I've been absent a long while. Excuses line up, but in reality, I've been busy living. And now I'm busy contemplating. I'm hurting. I'm lonely. I'm growing.
Growing as the person and purpose God intended. I'm hurting because I had to let go of a person I love- with no clear answer if we will ever be in each other's lives again. I'm lonely because a keep my circle small - but yearn to be in constant company of others. I'm learning to go to God when I have these days that drag on. But inside my heart still aches. I hate knowing I caused pain. I want nothing more than to take it on myself so that no one would ever have to experience pain ever agin. And where does that leave us? I'm struggling with insomnia, with lack of energy and not being content. I want more, I want best,  I want now. I know this is not the way the world works. I know life is a spectrum of time and we must work for what we want. I'm just growing weary and tired of this season. It seems a long season of tears, fear, and failure. THESE ARE NOT ME! These cannot define me.

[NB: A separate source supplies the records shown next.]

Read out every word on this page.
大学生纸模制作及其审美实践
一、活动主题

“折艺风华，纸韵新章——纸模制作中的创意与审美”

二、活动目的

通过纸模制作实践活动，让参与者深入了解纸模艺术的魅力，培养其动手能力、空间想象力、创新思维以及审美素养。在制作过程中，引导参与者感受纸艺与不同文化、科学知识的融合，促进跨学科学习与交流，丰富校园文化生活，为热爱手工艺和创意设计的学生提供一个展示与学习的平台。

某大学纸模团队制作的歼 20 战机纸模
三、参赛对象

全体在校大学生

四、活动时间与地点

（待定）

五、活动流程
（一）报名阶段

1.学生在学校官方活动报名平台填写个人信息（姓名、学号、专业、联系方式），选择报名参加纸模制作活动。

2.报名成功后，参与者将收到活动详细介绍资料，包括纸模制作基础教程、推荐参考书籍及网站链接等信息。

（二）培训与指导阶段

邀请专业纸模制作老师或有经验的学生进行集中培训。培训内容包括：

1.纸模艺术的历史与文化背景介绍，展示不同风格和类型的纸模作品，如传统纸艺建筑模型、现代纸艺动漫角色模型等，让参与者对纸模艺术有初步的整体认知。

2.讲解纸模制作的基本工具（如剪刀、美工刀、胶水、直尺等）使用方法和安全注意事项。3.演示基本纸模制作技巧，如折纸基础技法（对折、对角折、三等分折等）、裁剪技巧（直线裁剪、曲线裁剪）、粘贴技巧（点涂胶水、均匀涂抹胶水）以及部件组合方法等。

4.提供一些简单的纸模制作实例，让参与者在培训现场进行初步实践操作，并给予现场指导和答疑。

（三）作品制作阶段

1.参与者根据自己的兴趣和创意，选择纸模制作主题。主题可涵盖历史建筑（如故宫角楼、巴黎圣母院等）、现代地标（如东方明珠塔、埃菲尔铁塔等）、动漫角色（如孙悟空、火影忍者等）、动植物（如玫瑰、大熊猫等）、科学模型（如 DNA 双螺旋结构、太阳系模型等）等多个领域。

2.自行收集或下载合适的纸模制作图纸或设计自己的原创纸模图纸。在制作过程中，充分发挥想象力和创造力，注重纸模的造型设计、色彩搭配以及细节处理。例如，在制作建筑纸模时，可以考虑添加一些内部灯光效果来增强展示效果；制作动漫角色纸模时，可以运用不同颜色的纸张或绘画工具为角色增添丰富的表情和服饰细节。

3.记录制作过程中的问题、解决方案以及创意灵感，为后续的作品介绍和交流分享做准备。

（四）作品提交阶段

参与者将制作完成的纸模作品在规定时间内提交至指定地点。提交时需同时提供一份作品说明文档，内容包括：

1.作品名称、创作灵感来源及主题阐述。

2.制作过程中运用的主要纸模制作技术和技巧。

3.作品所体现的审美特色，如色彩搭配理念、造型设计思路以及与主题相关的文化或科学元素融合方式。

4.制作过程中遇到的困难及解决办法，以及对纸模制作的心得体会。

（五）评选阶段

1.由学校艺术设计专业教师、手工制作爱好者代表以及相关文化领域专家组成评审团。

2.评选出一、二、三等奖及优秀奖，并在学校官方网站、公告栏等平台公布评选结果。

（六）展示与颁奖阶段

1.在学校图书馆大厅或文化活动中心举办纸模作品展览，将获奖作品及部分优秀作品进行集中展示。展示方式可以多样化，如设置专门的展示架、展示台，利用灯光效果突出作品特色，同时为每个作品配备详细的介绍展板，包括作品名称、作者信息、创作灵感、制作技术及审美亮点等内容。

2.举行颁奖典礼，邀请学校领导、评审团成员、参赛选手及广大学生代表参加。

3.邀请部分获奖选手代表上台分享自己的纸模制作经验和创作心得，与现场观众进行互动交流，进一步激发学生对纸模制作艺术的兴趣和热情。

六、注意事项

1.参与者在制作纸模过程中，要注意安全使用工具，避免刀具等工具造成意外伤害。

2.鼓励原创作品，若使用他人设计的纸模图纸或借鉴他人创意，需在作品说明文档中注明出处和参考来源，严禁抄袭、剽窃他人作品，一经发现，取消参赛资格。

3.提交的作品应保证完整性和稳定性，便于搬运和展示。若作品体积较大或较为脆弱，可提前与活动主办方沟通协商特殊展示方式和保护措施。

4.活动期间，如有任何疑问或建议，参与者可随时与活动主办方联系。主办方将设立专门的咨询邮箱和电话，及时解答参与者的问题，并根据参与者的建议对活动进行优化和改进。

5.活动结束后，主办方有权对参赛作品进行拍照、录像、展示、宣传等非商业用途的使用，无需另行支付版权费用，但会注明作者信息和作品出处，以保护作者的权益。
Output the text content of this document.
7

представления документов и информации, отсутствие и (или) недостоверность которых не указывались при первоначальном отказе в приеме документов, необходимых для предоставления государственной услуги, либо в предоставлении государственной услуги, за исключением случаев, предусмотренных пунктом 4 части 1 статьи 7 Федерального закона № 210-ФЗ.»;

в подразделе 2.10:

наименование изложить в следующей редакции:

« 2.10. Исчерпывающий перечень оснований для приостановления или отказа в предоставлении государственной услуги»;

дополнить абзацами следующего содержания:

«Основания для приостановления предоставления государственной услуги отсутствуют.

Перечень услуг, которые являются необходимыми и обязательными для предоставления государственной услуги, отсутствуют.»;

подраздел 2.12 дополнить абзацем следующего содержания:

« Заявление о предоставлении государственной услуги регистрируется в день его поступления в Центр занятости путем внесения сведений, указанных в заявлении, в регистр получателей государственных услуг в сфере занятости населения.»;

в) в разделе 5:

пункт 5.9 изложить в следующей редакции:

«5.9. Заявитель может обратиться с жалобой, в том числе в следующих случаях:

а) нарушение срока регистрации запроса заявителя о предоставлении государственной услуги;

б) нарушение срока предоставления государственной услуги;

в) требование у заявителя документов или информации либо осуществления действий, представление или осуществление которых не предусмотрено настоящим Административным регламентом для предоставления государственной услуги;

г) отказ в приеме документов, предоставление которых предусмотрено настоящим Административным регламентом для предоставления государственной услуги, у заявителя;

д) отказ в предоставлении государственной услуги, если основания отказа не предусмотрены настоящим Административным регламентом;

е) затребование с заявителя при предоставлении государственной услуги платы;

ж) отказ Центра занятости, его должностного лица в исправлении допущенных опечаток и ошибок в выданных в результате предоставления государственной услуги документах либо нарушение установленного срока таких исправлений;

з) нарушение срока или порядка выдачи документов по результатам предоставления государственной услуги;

There are days I don't even know where to begin...so I just go, to work, through the motions and home. I deserve better and so does jackie.
Speaking of which....this treasure I've been given to look over has been nothing but a light in my dark days. She's growing and learning so much so fast I have to remind myself sometimes she's still my little girl. Smart, beautiful, and crazy funny- she's got it all. It's so exciting to see her mature and grow.

That's enough for now. Maybe I'll keep up, maybe not. Just please pray- for the world, for the lost, the sick, the dying, and the orphans. Pray for peace, wisdom, discernment and rest.